Barış muhtevasıyla, hayli kapsamlıdır

Barış

Aslında, sihirli bir sözcüktür.

***

Özellikle;

Yaşayan,

Yaşatan ve yaşamasını sağlayan için.

çünkü

Barış "birlik ve bütünlük" demektir.

Kardeşliktir.

Huzur, güven ve mutluluktur.

***

Samimiyettir

İnkrı yoktur.

Eşitliktir.

Var olanı, "tüm haliyetiyle" kabul etmektir.

Ne dil,

Ne din,

Ne ırk ve ne de renk gözetmez!

Beşer olarak kucaklayandır.

***

Silahı.

çatışmayı.

Kan ve gözyaşını.

Kin ve nefreti, bağrında tutmaz!

Yeşermemesi.

Fesat ve fitne yapıların oluşmaması.

Ayrıştıran,

Husumeti "körükleyen" zihniyete her daim karşıdır.

Kapıları da kapalıdır.

***

Bireyi.

Aileyi.

Cemaati.

Velhasıl hiç kimseyi "küçük" görmez!

Hakir de.

Zulmü de,

Zulümkarlığı da, kabul etmez!

Egemen kılmaz.

Ona biatte etmez.

***

En halis ifadeyle;

Onu bilen ve yaşayan için kapsam sahibidir.

Barışı bilen ve yaşayan

Kendiyle, ailesiyle, sokağıyla, mahallesiyle, şehriyle.

Pek tabi ki, milletiyle.

Yani yekvücut vaziyette ülkesiyle ve devletiyle "uzlaşı" içerisinde olandır.

***

Barış.

Yer küresinin "en büyük hazinesidir".

Zenginlik derghıdır.

Büyüktür.

Fakr-ü zaruret.

Yoksulluk.

Biçarelik, geri kalmışlık, cehalet kitabında yoktur.

Yazmaz.

Kabil de değil.

***

Var olan da.

Barışın,

O paha biçilmez zenginlik kültürüyle kaynaşır.

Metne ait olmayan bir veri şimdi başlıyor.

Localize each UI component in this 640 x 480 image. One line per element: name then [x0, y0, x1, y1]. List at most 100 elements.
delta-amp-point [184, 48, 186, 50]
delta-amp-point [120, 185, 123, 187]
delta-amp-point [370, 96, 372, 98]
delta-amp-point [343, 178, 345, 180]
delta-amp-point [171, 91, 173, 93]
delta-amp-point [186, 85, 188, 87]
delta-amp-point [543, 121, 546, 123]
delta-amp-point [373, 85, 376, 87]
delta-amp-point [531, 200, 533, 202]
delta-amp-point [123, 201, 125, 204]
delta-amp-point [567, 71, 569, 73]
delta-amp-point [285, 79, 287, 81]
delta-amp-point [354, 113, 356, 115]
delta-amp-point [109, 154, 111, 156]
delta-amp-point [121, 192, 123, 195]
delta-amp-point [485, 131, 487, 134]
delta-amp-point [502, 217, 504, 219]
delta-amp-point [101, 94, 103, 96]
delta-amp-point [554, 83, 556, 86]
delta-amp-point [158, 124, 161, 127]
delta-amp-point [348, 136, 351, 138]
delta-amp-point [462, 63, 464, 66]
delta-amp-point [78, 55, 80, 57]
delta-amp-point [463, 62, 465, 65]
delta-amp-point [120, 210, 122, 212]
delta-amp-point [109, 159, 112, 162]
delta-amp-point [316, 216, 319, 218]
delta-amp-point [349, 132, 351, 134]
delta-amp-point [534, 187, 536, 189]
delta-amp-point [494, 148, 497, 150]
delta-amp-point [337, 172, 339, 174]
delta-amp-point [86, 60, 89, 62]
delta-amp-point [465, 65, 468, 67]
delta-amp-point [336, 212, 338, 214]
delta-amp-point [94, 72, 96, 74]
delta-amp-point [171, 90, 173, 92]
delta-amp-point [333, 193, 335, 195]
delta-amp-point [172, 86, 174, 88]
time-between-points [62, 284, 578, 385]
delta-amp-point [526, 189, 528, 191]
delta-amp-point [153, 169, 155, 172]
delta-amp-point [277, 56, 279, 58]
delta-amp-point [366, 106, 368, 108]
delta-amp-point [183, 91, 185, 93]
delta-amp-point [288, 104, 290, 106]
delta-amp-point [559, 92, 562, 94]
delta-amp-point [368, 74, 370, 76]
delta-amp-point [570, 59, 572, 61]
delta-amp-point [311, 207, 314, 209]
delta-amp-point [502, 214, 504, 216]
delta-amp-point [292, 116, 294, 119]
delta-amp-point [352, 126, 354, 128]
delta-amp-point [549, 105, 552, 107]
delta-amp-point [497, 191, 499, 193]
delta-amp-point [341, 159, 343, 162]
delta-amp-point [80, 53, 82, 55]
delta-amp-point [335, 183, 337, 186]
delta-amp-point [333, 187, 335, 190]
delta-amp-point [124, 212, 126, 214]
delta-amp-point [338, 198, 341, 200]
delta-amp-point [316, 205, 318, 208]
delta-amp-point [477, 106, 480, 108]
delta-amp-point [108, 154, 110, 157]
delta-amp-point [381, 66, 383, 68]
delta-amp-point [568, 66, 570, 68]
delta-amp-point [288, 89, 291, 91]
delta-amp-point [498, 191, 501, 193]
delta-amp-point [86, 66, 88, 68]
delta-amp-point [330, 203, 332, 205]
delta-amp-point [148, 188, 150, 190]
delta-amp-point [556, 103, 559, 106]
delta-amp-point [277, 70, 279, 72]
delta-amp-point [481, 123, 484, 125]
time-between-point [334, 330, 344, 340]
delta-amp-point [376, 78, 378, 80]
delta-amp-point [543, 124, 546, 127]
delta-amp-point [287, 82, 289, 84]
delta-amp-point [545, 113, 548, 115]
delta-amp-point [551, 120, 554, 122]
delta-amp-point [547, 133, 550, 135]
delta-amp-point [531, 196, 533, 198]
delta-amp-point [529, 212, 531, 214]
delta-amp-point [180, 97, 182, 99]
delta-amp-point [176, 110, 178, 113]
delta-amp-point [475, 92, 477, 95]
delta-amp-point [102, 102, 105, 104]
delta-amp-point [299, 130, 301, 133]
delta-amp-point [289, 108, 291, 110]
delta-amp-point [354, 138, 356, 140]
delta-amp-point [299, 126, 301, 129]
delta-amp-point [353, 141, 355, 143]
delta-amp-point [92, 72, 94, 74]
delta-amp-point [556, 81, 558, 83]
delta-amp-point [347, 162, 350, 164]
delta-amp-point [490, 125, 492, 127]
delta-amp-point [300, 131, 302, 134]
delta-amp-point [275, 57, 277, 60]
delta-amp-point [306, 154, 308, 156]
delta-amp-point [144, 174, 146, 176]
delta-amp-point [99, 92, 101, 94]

Yardımlaşma ve dayanışma "ahlakıyla" yok olur.

Barış.

Bir çınar ağacı gibidir.

Dal-budak saldıkça ürün verir.

Ve gölgesi; genişler.

***

Peki.

Barış bu kadar "insanı" öne çıkaransa.

Karşı çıkış niye?

Evet, barışı kimler istemez!

Hal-i vaziyet orta yerde.

Kimdir istemeyen.

***

Sadistler.

Korkaklar.

Art niyetli, kandan beslenenler.

Silahı,

Şiddeti,

Ahlaksızlığı, bencil yaşamı kültür edinenler

***

Başkasının sırtından,

Akan kandan,

Dökülen gözyaşından,

Uyuşturucudan,

Fuhuştan,

Feodaliteden,

İstikrarsızlıktan,

Nemalanan "diktatör ya" yapıyı benimseyenler.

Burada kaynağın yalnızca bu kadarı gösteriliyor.